Clench fist with the words 'stop violence against women'.

Intimate partner violence (IPV) is the most common form of violence suffered by women. Worldwide, around 30% of women have experienced physical or sexual violence by their current or previous intimate partner. The UK has a similar rate of 27%. To date, many Intervention and Prevention Programmes targeting perpetrators of IPV typically have limited effectiveness, probably due to a lack of modifiable factors in those programmes.

Most of the studied mental disorders (except for autism), which include schizophrenia-spectrum disorders, bipolar disorder, depression, alcohol and drug use disorders, ADHD and personality disorders are associated with an increased risk of IPV perpetration by men towards women. The increased risk was between two and seven times compared with the general population and from two to four-fold compared with the unaffected siblings of men with a mental disorder. The highest absolute rates and relative risks for IPV perpetration (around 1 in 5) were found in men with substance use disorders.
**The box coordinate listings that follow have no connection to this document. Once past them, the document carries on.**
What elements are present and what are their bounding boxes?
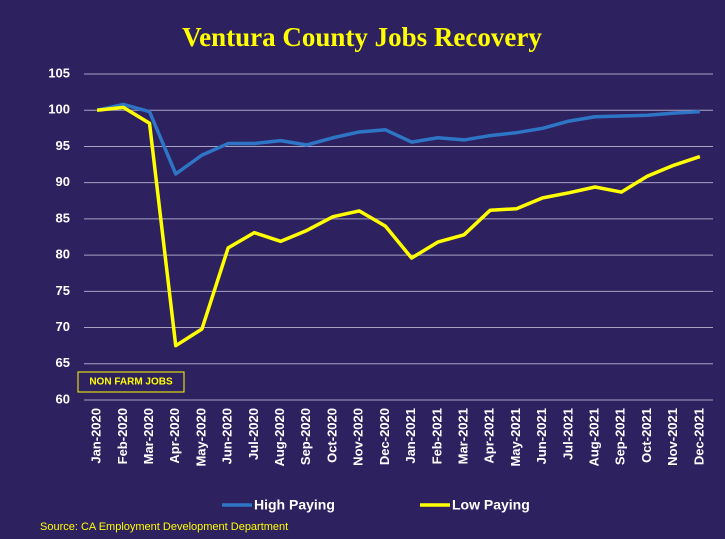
y-tick-label: 100 (48, 102, 70, 117)
x-tick-label: Sep-2021 (613, 408, 628, 465)
x-tick-label: May-2021 (508, 408, 523, 467)
y-tick-label: 70 (56, 319, 70, 334)
y-tick-label: 105 (48, 65, 70, 80)
y-tick-label: 65 (56, 355, 70, 370)
y-tick-label: 75 (56, 283, 70, 298)
x-tick-label: Mar-2021 (455, 408, 470, 464)
x-tick-label: Nov-2021 (665, 408, 680, 466)
series-line (96, 102, 700, 176)
x-tick-label: Aug-2021 (587, 408, 602, 467)
source: Source: CA Employment Development Depart… (40, 521, 288, 533)
y-tick-label: 60 (56, 391, 70, 406)
x-tick-label: Jan-2020 (89, 408, 104, 464)
x-tick-label: Feb-2020 (115, 408, 130, 464)
chart-title: Ventura County Jobs Recovery (182, 22, 542, 52)
x-tick-label: Mar-2020 (141, 408, 156, 464)
x-tick-label: Apr-2021 (482, 408, 497, 464)
x-tick-label: Jun-2020 (220, 408, 235, 464)
x-tick-label: Oct-2020 (324, 408, 339, 463)
x-tick-label: May-2020 (193, 408, 208, 467)
x-tick-label: Apr-2020 (167, 408, 182, 464)
x-tick-label: Jan-2021 (403, 408, 418, 464)
annotation-box (77, 371, 185, 393)
x-tick-label: Oct-2021 (639, 408, 654, 463)
y-tick-label: 85 (56, 210, 70, 225)
annotation: NON FARM JOBS (89, 377, 173, 388)
x-tick-label: Dec-2021 (691, 408, 706, 465)
y-tick-label: 80 (56, 247, 70, 262)
x-tick-label: Jun-2021 (534, 408, 549, 464)
legend-label: Low Paying (452, 497, 530, 513)
x-tick-label: Sep-2020 (298, 408, 313, 465)
legend-label: High Paying (254, 497, 335, 513)
series-line (96, 105, 701, 348)
y-tick-label: 90 (56, 174, 70, 189)
y-tick-label: 95 (56, 138, 70, 153)
x-tick-label: Jul-2020 (246, 408, 261, 460)
x-tick-label: Nov-2020 (351, 408, 366, 466)
x-tick-label: Dec-2020 (377, 408, 392, 465)
x-tick-label: Aug-2020 (272, 408, 287, 467)
x-tick-label: Feb-2021 (429, 408, 444, 464)
x-tick-label: Jul-2021 (560, 408, 575, 460)
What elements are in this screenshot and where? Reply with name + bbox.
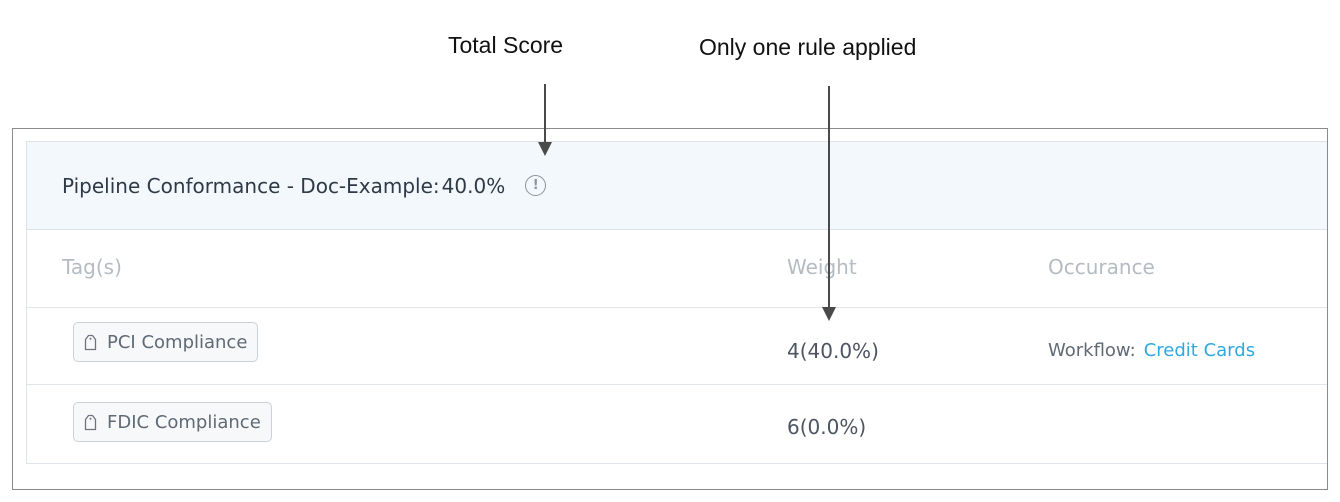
column-header-weight: Weight [787, 255, 857, 279]
occurrence-cell: Workflow: Credit Cards [1048, 340, 1255, 361]
total-score-arrow [537, 84, 553, 156]
total-score-annotation: Total Score [448, 32, 564, 58]
info-circle-icon[interactable]: ! [525, 175, 547, 196]
tag-chip[interactable]: PCI Compliance [73, 322, 259, 362]
weight-value: 6(0.0%) [787, 415, 867, 439]
conformance-card: Pipeline Conformance - Doc-Example: 40.0… [26, 141, 1327, 464]
workflow-link[interactable]: Credit Cards [1143, 340, 1256, 361]
one-rule-annotation: Only one rule applied [699, 34, 917, 60]
occurrence-label: Workflow: [1048, 340, 1136, 361]
tag-label: FDIC Compliance [107, 411, 261, 433]
weight-value: 4(40.0%) [787, 339, 879, 363]
column-header-tags: Tag(s) [62, 255, 122, 279]
column-header-occurrence: Occurance [1048, 255, 1155, 279]
card-title: Pipeline Conformance - Doc-Example: [62, 173, 440, 198]
one-rule-arrow [821, 86, 837, 321]
row-divider [27, 384, 1327, 385]
tag-icon [84, 414, 97, 430]
card-header: Pipeline Conformance - Doc-Example: 40.0… [27, 142, 1327, 230]
row-divider [27, 307, 1327, 308]
total-score-value: 40.0% [441, 173, 506, 198]
tag-label: PCI Compliance [107, 331, 248, 353]
screenshot-frame: Pipeline Conformance - Doc-Example: 40.0… [12, 128, 1328, 490]
tag-icon [84, 334, 97, 350]
tag-chip[interactable]: FDIC Compliance [73, 402, 272, 442]
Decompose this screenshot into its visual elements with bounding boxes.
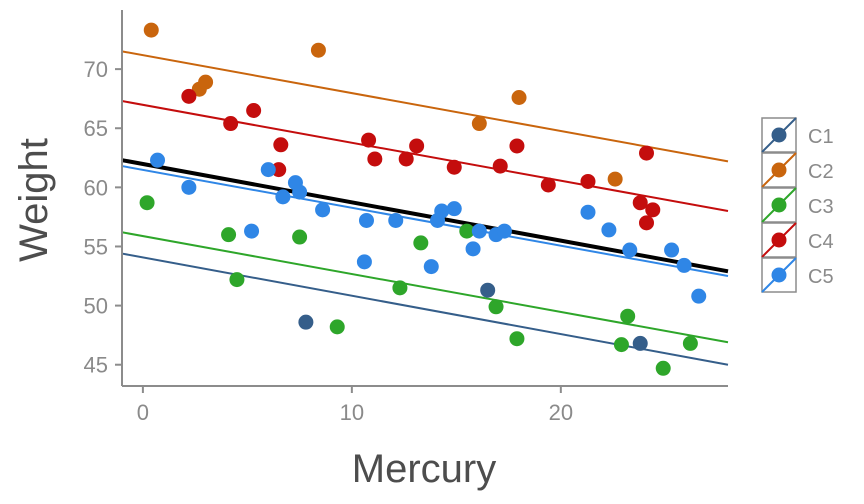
x-tick-label: 20 xyxy=(549,400,573,425)
legend-key-marker xyxy=(771,162,787,178)
point-c5 xyxy=(601,222,617,238)
axis-ticks: 45 50 55 60 65 70 0 10 20 xyxy=(84,57,574,425)
legend-label: C5 xyxy=(808,266,834,288)
legend-item-c5: C5 xyxy=(761,257,834,293)
y-tick-label: 50 xyxy=(84,294,108,319)
point-c5 xyxy=(388,212,404,228)
point-c5 xyxy=(423,259,439,275)
fit-line-c3 xyxy=(121,231,729,344)
point-c5 xyxy=(358,212,374,228)
point-c4 xyxy=(409,138,425,154)
point-c4 xyxy=(181,88,197,104)
point-c4 xyxy=(223,116,239,132)
point-c4 xyxy=(509,138,525,154)
point-c4 xyxy=(639,145,655,161)
y-axis-title: Weight xyxy=(12,138,56,262)
legend-label: C1 xyxy=(808,126,834,148)
legend-key-marker xyxy=(771,267,787,283)
legend-label: C2 xyxy=(808,161,834,183)
y-tick-label: 45 xyxy=(84,353,108,378)
point-c4 xyxy=(361,132,377,148)
point-c5 xyxy=(465,241,481,257)
point-c3 xyxy=(459,223,475,239)
legend-key-marker xyxy=(771,232,787,248)
y-tick-label: 60 xyxy=(84,175,108,200)
point-c3 xyxy=(613,337,629,353)
legend-item-c2: C2 xyxy=(761,152,834,188)
legend-label: C4 xyxy=(808,231,834,253)
point-c5 xyxy=(181,179,197,195)
point-c5 xyxy=(260,162,276,178)
point-c1 xyxy=(632,335,648,351)
point-c4 xyxy=(367,151,383,167)
point-c5 xyxy=(496,223,512,239)
legend-item-c3: C3 xyxy=(761,187,834,223)
point-c5 xyxy=(471,223,487,239)
point-c3 xyxy=(221,227,237,243)
point-c3 xyxy=(229,272,245,288)
point-c5 xyxy=(446,201,462,217)
point-c5 xyxy=(691,288,707,304)
legend-label: C3 xyxy=(808,196,834,218)
point-c5 xyxy=(244,223,260,239)
legend-key-marker xyxy=(771,197,787,213)
legend-item-c4: C4 xyxy=(761,222,834,258)
point-c3 xyxy=(329,319,345,335)
legend: C1 C2 C3 C4 C5 xyxy=(761,117,834,293)
x-tick-label: 10 xyxy=(340,400,364,425)
point-c4 xyxy=(639,215,655,231)
point-c5 xyxy=(676,257,692,273)
point-c3 xyxy=(488,299,504,315)
point-c4 xyxy=(492,158,508,174)
point-c5 xyxy=(315,202,331,218)
point-c2 xyxy=(198,74,214,90)
fit-line-c4 xyxy=(121,100,729,212)
point-c4 xyxy=(580,173,596,189)
point-c2 xyxy=(607,171,623,187)
point-c3 xyxy=(139,195,155,211)
legend-key-marker xyxy=(771,127,787,143)
point-c5 xyxy=(664,242,680,258)
point-c5 xyxy=(356,254,372,270)
x-tick-label: 0 xyxy=(137,400,149,425)
point-c4 xyxy=(398,151,414,167)
point-c1 xyxy=(480,282,496,298)
x-axis-title: Mercury xyxy=(352,447,496,491)
point-c3 xyxy=(413,235,429,251)
data-points xyxy=(139,22,707,376)
point-c5 xyxy=(434,203,450,219)
point-c5 xyxy=(150,152,166,168)
point-c5 xyxy=(580,204,596,220)
point-c3 xyxy=(292,229,308,245)
point-c3 xyxy=(682,335,698,351)
y-tick-label: 55 xyxy=(84,234,108,259)
point-c5 xyxy=(622,242,638,258)
y-tick-label: 65 xyxy=(84,116,108,141)
point-c4 xyxy=(540,177,556,193)
point-c4 xyxy=(271,162,287,178)
point-c4 xyxy=(246,103,262,119)
point-c3 xyxy=(655,360,671,376)
y-tick-label: 70 xyxy=(84,57,108,82)
overall-fit-line xyxy=(121,158,729,274)
point-c3 xyxy=(509,331,525,347)
point-c4 xyxy=(645,202,661,218)
point-c5 xyxy=(292,184,308,200)
point-c2 xyxy=(511,89,527,105)
point-c2 xyxy=(143,22,159,38)
point-c1 xyxy=(298,314,314,330)
point-c3 xyxy=(620,308,636,324)
point-c4 xyxy=(632,195,648,211)
fit-line-c5 xyxy=(121,165,729,278)
point-c2 xyxy=(310,42,326,58)
fit-line-c2 xyxy=(121,50,729,163)
point-c4 xyxy=(446,159,462,175)
point-c5 xyxy=(275,189,291,205)
legend-item-c1: C1 xyxy=(761,117,834,153)
point-c2 xyxy=(471,116,487,132)
point-c3 xyxy=(392,280,408,296)
axes xyxy=(121,10,728,387)
point-c4 xyxy=(273,137,289,153)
This new study is likely the largest epidemiological study of IPV perpetrators to-date and the first to use sibling comparisons. Prioritising the development of services to assess IPV perpetration among men with substance use disorders may help to reduce the risk of IPV against women.Rongqin Yu, PhD, Department of Psychiatry.
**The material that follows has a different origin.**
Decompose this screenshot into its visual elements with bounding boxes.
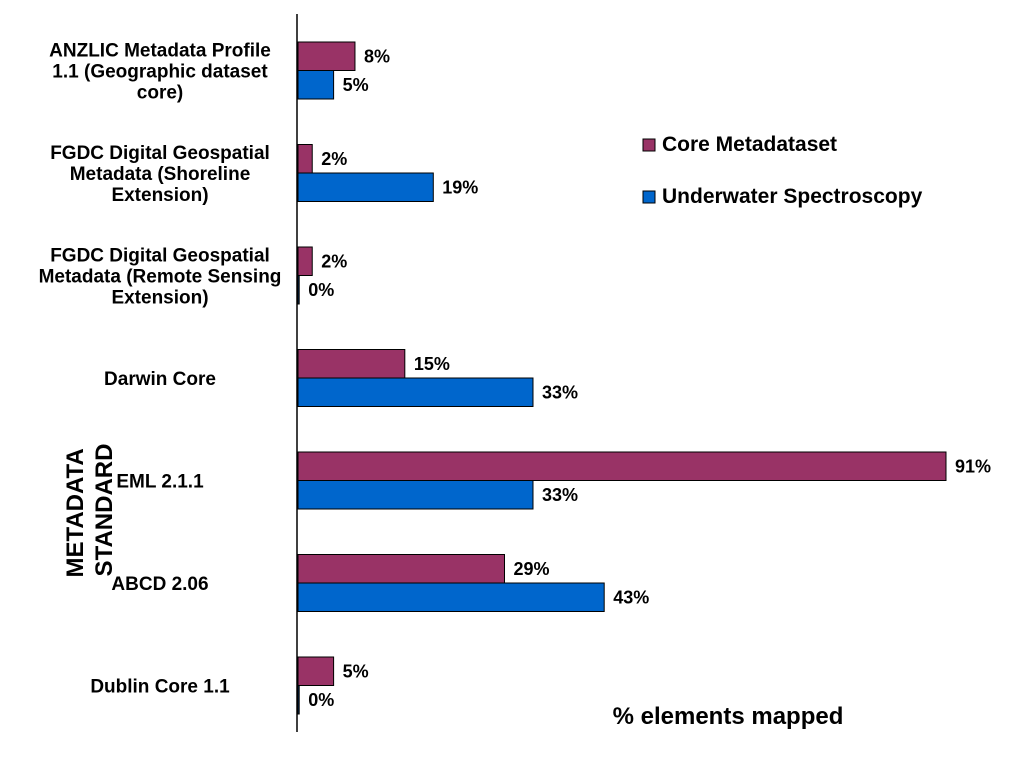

Importantly, the results for autism and schizophrenia-spectrum disorders were different. Autism was associated with a lower risk of IPV both in the general population comparisons and sibling comparisons. However, schizophrenia-spectrum disorders were associated with a higher risk of IPV in the general population comparisons but not when they were compared to their full siblings. These findings underscore the importance of adjustment for familial factors. This study also highlights the need for examining and mitigating risk factors in perpetrators as a way to stop IPV against women.



The team modelled the reduction in the prevalence of IPV perpetration against women if certain mental disorders were treated. For example, it is estimated that around 20% of IPV perpetrated by men towards women could be prevented if high risk groups such as individuals with alcohol and drug use disorders were treated.  

The study used Swedish nationwide registries and identified men from nine diagnostic groups over 1998-2013, with sample sizes ranging from 9,529 with autism to 88,182 with depressive disorder. The researchers compared risk of arrest for IPV perpetration in men with a diagnosis of mental disorder with their unaffected full siblings and 20 age- and gender-matched general population controls.